Another example occurs after God sends the plague of pestilence on livestock, killing the livestock of the Egyptians. Exodus 9:7 says, “Pharaoh investigated and found that not even one of the animals of the Israelites had died. Yet his heart was unyielding and he would not let the people go.”

Then, verse 12 says that God was the one who hardened Pharaoh’s heart. 

“What are we getting from this?” asked Winger. “That it’s not just a single action on behalf of God.”

First, Pharaoh hardened his heart on his own in response to the miracles and signs that God was doing. He repeatedly rejected God, despite the supernatural works God performed in front of him. “Pharaoh is active in the hardening of his own heart,” said Winger. “This is key. This is very important.”

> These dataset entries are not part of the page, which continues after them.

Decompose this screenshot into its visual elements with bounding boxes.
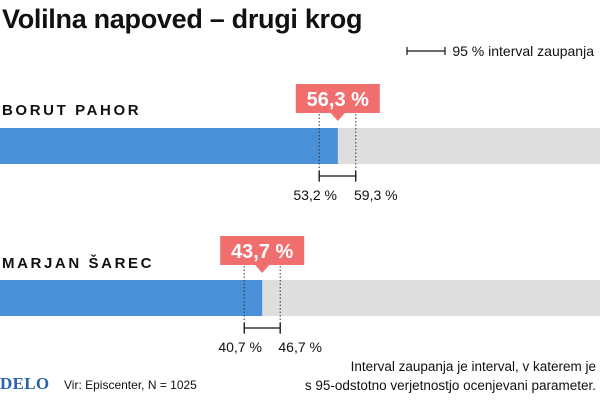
bar-pahor xyxy=(0,128,338,164)
ci-legend-label: 95 % interval zaupanja xyxy=(452,43,594,59)
delo-logo: DELO xyxy=(0,374,50,393)
ci-high-label-pahor: 59,3 % xyxy=(354,187,398,203)
value-callout-pointer-sarec xyxy=(255,265,270,273)
value-callout-sarec xyxy=(220,236,305,265)
page-title: Volilna napoved – drugi krog xyxy=(2,4,363,34)
source-text: Vir: Episcenter, N = 1025 xyxy=(64,378,197,392)
candidate-name-pahor: BORUT PAHOR xyxy=(2,102,142,119)
value-label-sarec: 43,7 % xyxy=(231,241,293,263)
candidate-name-sarec: MARJAN ŠAREC xyxy=(2,255,155,272)
value-label-pahor: 56,3 % xyxy=(307,89,369,111)
ci-explanation: Interval zaupanja je interval, v katerem… xyxy=(305,357,596,395)
ci-explanation-line-2: s 95-odstotno verjetnostjo ocenjevani pa… xyxy=(304,378,596,393)
ci-low-label-sarec: 40,7 % xyxy=(218,339,262,355)
ci-legend-icon xyxy=(406,47,446,55)
value-callout-pointer-pahor xyxy=(330,113,345,121)
ci-high-label-sarec: 46,7 % xyxy=(278,339,322,355)
bar-sarec xyxy=(0,280,263,316)
ci-explanation-line-1: Interval zaupanja je interval, v katerem… xyxy=(350,359,596,374)
ci-low-label-pahor: 53,2 % xyxy=(293,187,337,203)
ci-legend: 95 % interval zaupanja xyxy=(406,43,594,59)
value-callout-pahor xyxy=(295,84,380,113)
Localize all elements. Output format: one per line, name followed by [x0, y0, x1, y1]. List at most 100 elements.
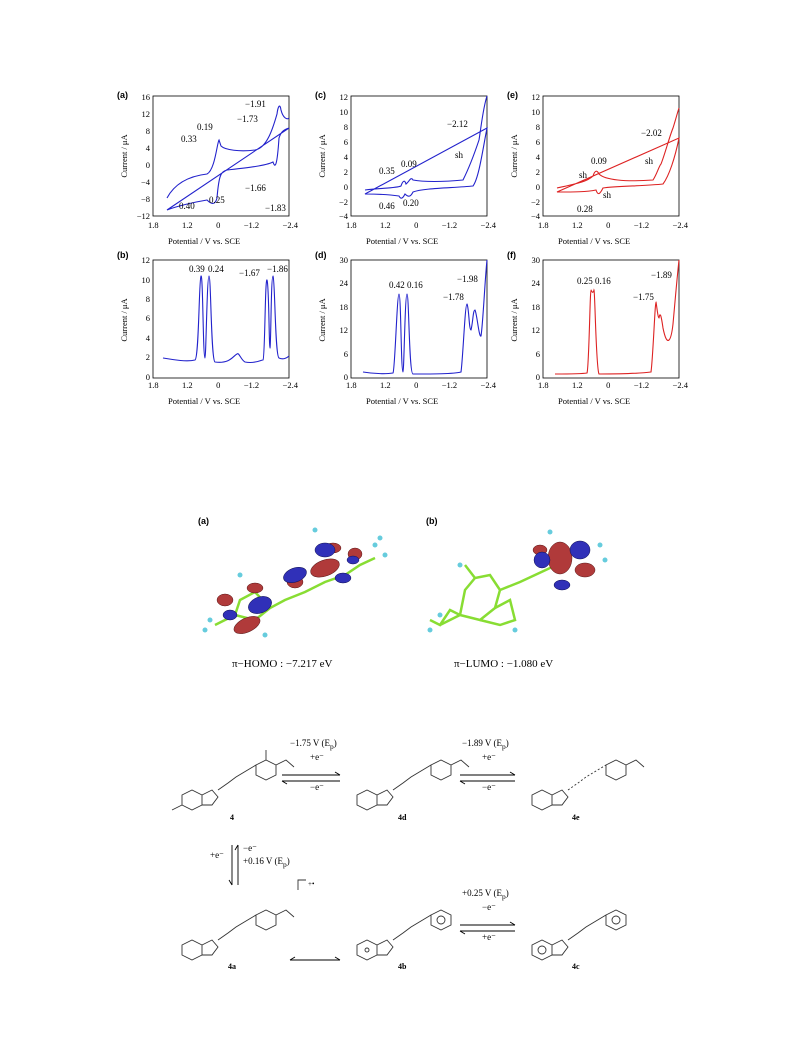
- svg-text:0.33: 0.33: [181, 134, 197, 144]
- compound-4b-label: 4b: [398, 962, 407, 971]
- panel-d-annotations: 0.42 0.16 −1.98 −1.78: [389, 274, 478, 302]
- svg-text:sh: sh: [579, 170, 588, 180]
- step3-potential: +0.16 V (Ep): [243, 856, 290, 869]
- svg-text:sh: sh: [455, 150, 464, 160]
- step3-left: +e⁻: [210, 850, 224, 860]
- svg-text:0.46: 0.46: [379, 201, 395, 211]
- svg-text:−1.75: −1.75: [633, 292, 654, 302]
- panel-f-xaxis: 1.8 1.2 0 −1.2 −2.4: [538, 380, 688, 390]
- panel-e-yticks: 12 10 8 6 4 2 0 −2 −4: [531, 92, 541, 221]
- homo-orbital-image: [202, 527, 388, 638]
- svg-text:24: 24: [532, 278, 541, 288]
- svg-text:4: 4: [146, 143, 151, 153]
- panel-f-yticks: 30 24 18 12 6 0: [532, 255, 541, 382]
- svg-text:0.09: 0.09: [591, 156, 607, 166]
- lumo-orbital-image: [427, 529, 608, 633]
- svg-text:4: 4: [146, 333, 151, 343]
- molecule-4a: [181, 879, 306, 961]
- svg-text:6: 6: [536, 137, 540, 147]
- svg-text:−4: −4: [339, 211, 349, 221]
- panel-c-cv: (c) 12 10 8 6 4 2 0 −2 −4 0.35 0.09 0.46…: [315, 90, 488, 221]
- compound-4d-label: 4d: [398, 813, 407, 822]
- svg-text:−4: −4: [141, 177, 151, 187]
- panel-a-ylabel: Current / μA: [119, 134, 129, 178]
- svg-text:18: 18: [532, 302, 541, 312]
- panel-d-xlabel: Potential / V vs. SCE: [366, 396, 439, 406]
- panel-f-dpv: (f) 30 24 18 12 6 0 0.25 0.16 −1.89 −1.7…: [507, 250, 680, 382]
- svg-text:sh: sh: [603, 190, 612, 200]
- panel-b-label: (b): [117, 250, 129, 260]
- svg-text:0.28: 0.28: [577, 204, 593, 214]
- panel-e-annotations: 0.09 sh sh 0.28 −2.02 sh: [577, 128, 662, 214]
- panel-e-label: (e): [507, 90, 518, 100]
- panel-a-xaxis: 1.8 1.2 0 −1.2 −2.4: [148, 220, 298, 230]
- homo-caption: π−HOMO : −7.217 eV: [232, 658, 333, 670]
- panel-a-curve: [166, 105, 290, 211]
- svg-text:2: 2: [146, 352, 150, 362]
- compound-4-label: 4: [230, 813, 234, 822]
- panel-c-xlabel: Potential / V vs. SCE: [366, 236, 439, 246]
- svg-text:24: 24: [340, 278, 349, 288]
- compound-4c-label: 4c: [572, 962, 580, 971]
- molecule-4b: [356, 909, 452, 961]
- panel-c-ylabel: Current / μA: [317, 134, 327, 178]
- panel-e-xaxis: 1.8 1.2 0 −1.2 −2.4: [538, 220, 688, 230]
- svg-text:−1.67: −1.67: [239, 268, 260, 278]
- step4-forward: −e⁻: [482, 902, 496, 912]
- panel-d-curve: [362, 259, 488, 375]
- panel-f-label: (f): [507, 250, 516, 260]
- panel-f-curve: [554, 259, 680, 375]
- step1-back: −e⁻: [310, 782, 324, 792]
- svg-text:−1.83: −1.83: [265, 203, 286, 213]
- compound-4a-label: 4a: [228, 962, 236, 971]
- svg-text:0.09: 0.09: [401, 159, 417, 169]
- svg-text:10: 10: [532, 107, 541, 117]
- panel-c-label: (c): [315, 90, 326, 100]
- panel-b-yticks: 12 10 8 6 4 2 0: [142, 255, 151, 382]
- molecule-4c: [531, 909, 627, 961]
- svg-text:12: 12: [142, 109, 151, 119]
- svg-text:0.16: 0.16: [407, 280, 423, 290]
- step2-potential: −1.89 V (Ep): [462, 738, 509, 751]
- svg-text:0: 0: [344, 182, 348, 192]
- svg-text:30: 30: [532, 255, 541, 265]
- molecule-4d: [356, 759, 470, 811]
- svg-text:−1.91: −1.91: [245, 99, 266, 109]
- svg-text:0.40: 0.40: [179, 201, 195, 211]
- svg-text:0.39: 0.39: [189, 264, 205, 274]
- panel-d-yticks: 30 24 18 12 6 0: [340, 255, 349, 382]
- svg-text:sh: sh: [645, 156, 654, 166]
- svg-text:0: 0: [146, 372, 150, 382]
- step1-forward: +e⁻: [310, 752, 324, 762]
- svg-text:−2.02: −2.02: [641, 128, 662, 138]
- step4-back: +e⁻: [482, 932, 496, 942]
- svg-text:10: 10: [142, 275, 151, 285]
- panel-f-xlabel: Potential / V vs. SCE: [558, 396, 631, 406]
- compound-4e-label: 4e: [572, 813, 580, 822]
- svg-text:6: 6: [146, 313, 150, 323]
- svg-text:−4: −4: [531, 211, 541, 221]
- panel-a-label: (a): [117, 90, 128, 100]
- svg-text:0: 0: [344, 372, 348, 382]
- panel-b-dpv: (b) 12 10 8 6 4 2 0 0.39 0.24 −1.67 −1.8…: [117, 250, 290, 382]
- step2-forward: +e⁻: [482, 752, 496, 762]
- molecule-4: [171, 750, 295, 811]
- svg-text:−1.66: −1.66: [245, 183, 266, 193]
- panel-c-xaxis: 1.8 1.2 0 −1.2 −2.4: [346, 220, 496, 230]
- step1-potential: −1.75 V (Ep): [290, 738, 337, 751]
- svg-text:−2.12: −2.12: [447, 119, 468, 129]
- svg-text:0.20: 0.20: [403, 198, 419, 208]
- svg-text:6: 6: [344, 349, 348, 359]
- svg-text:8: 8: [344, 122, 348, 132]
- svg-text:16: 16: [142, 92, 151, 102]
- svg-text:6: 6: [536, 349, 540, 359]
- svg-text:8: 8: [146, 294, 150, 304]
- svg-text:−1.98: −1.98: [457, 274, 478, 284]
- panel-e-ylabel: Current / μA: [509, 134, 519, 178]
- panel-d-xaxis: 1.8 1.2 0 −1.2 −2.4: [346, 380, 496, 390]
- panel-e-cv: (e) 12 10 8 6 4 2 0 −2 −4 0.09 sh sh 0.2…: [507, 90, 680, 221]
- panel-b-ylabel: Current / μA: [119, 298, 129, 342]
- svg-text:12: 12: [340, 325, 349, 335]
- radical-cation-mark: +•: [308, 880, 315, 888]
- svg-text:12: 12: [532, 92, 541, 102]
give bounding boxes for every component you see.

“There are people who are, because of their own sinful attitudes, they’re disposed against God,” said the Bible teacher. “And God shows them miracles, God shows them light, God gives them truth, and because of their attitudes, they reject the light, they close their eyes to the truth, and they become harder. So God, by showing them himself in glory, effectively hardens their hearts because they are wicked.”

Winger compared what he is describing to when he was a child and recognized when his parents were likely to say no if he were to ask them for something that he wanted at that particular moment. Asking at that time was only likely to make them more hardened against his wishes. 

What God did to Pharaoh is also similar, said Winger, to what Jesus did when he performed miracles in front of the Pharisees and they rejected him. Jesus’ actions actually soften the hearts of people who are open to God, but harden the hearts of people who are not. 

“God’s not hardening [Pharaoh’s] heart by doing heart surgery,” said Winger. “He’s hardening his heart by confronting wicked Pharaoh with light.”